Professor Latanya Sweeney
Associate Professor of Computer Science,Technology and Policy in the School of Computer Science at Carnegie Mellon University
Thursday, October 16, 2008
4:00 p.m.
Maxwell Dworkin G-125
Ice cream at 3:30 p.m. – Maxwell Dworkin ground floor
Given widespread data collection and data sharing,this talk identifies
ways technology and policy can work together to provide guarantees of
privacy while keeping data useful. This talk begins by looking at ways
to learn sensitive information about individuals from seemingly innocent
facts. Examples include real-world experiments on medical, genetic,
video, web, and social network data. We then look at ways to share
these data with guarantees of privacy and utility. This talk ends by
proposing new policy guidelines for data collection and sharing, on the
one hand, and new problems for computer scientists to solve, on the
other. Together, the proposed policy and technology weave together so
that society can enjoy the benefits of data sharing while still
protecting individual privacy.
Speaker: Latanya Sweeney, Ph.D. is an Associate Professor of Computer
Science,Technology and Policy in the School of Computer Science at
Carnegie Mellon University.
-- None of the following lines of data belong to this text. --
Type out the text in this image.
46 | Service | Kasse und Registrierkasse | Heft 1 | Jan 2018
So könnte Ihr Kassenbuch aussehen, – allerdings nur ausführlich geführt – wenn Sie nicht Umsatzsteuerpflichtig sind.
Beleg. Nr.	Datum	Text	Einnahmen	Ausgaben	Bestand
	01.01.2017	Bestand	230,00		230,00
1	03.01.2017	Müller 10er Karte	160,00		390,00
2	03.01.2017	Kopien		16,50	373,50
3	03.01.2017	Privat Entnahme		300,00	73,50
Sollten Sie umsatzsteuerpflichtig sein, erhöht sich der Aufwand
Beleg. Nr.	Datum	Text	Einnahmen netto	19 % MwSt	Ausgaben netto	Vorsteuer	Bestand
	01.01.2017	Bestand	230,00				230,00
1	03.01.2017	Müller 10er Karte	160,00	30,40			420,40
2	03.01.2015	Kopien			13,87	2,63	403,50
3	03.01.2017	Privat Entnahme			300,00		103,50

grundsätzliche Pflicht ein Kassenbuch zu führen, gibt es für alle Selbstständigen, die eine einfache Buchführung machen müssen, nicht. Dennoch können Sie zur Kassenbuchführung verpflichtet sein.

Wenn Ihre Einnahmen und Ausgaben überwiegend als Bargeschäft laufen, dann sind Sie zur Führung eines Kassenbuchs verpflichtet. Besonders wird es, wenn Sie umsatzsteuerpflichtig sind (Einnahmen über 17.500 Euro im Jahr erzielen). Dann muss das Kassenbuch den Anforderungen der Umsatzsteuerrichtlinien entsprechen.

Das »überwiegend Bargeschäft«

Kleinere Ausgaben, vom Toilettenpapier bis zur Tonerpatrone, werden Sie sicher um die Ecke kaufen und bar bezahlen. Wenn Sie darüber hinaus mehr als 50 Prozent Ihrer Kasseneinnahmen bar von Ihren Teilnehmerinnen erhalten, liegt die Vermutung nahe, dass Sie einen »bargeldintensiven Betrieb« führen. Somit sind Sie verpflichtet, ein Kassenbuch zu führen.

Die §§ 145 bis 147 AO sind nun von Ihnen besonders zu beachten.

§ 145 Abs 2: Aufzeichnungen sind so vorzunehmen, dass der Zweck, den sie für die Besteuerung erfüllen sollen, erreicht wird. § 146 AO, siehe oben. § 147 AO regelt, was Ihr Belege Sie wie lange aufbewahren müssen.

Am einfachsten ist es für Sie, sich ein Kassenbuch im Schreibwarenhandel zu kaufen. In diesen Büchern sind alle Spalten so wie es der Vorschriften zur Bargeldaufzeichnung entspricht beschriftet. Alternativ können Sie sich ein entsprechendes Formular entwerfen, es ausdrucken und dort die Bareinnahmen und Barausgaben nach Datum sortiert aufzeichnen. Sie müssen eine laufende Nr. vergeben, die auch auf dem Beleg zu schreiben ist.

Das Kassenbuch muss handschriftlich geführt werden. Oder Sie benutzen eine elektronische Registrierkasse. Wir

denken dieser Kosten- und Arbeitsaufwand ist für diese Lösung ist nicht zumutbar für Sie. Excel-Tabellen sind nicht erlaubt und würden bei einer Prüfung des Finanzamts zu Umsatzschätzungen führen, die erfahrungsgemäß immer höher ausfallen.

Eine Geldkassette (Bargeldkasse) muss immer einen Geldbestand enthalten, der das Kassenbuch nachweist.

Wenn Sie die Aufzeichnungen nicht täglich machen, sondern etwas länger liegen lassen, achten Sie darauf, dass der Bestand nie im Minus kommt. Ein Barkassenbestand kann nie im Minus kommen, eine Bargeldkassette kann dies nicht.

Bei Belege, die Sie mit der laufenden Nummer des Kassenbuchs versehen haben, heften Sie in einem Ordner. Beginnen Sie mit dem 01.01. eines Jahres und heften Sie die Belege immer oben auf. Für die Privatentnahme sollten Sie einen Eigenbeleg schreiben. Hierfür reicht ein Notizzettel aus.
She also founded and serves as the Director
of the Data Privacy Lab, which works with real-world stakeholders to
solve today’s privacy technology problems. Her work involves creating
technologies and related policies with provable guarantees of privacy
protection while allowing society to collect and share person-specific
information for many worthy purposes. Her work has received awards from
numerous organizations, including the American Psychiatric Association,
the American Medical Informatics Association, and the Blue Cross Blue
Shield Association. The American College of Medical Informatics
inducted her as a Fellow in 2006. Dr. Sweeney received her Ph.D. in
computer science from the Massachusetts Institute of Technology in 2001.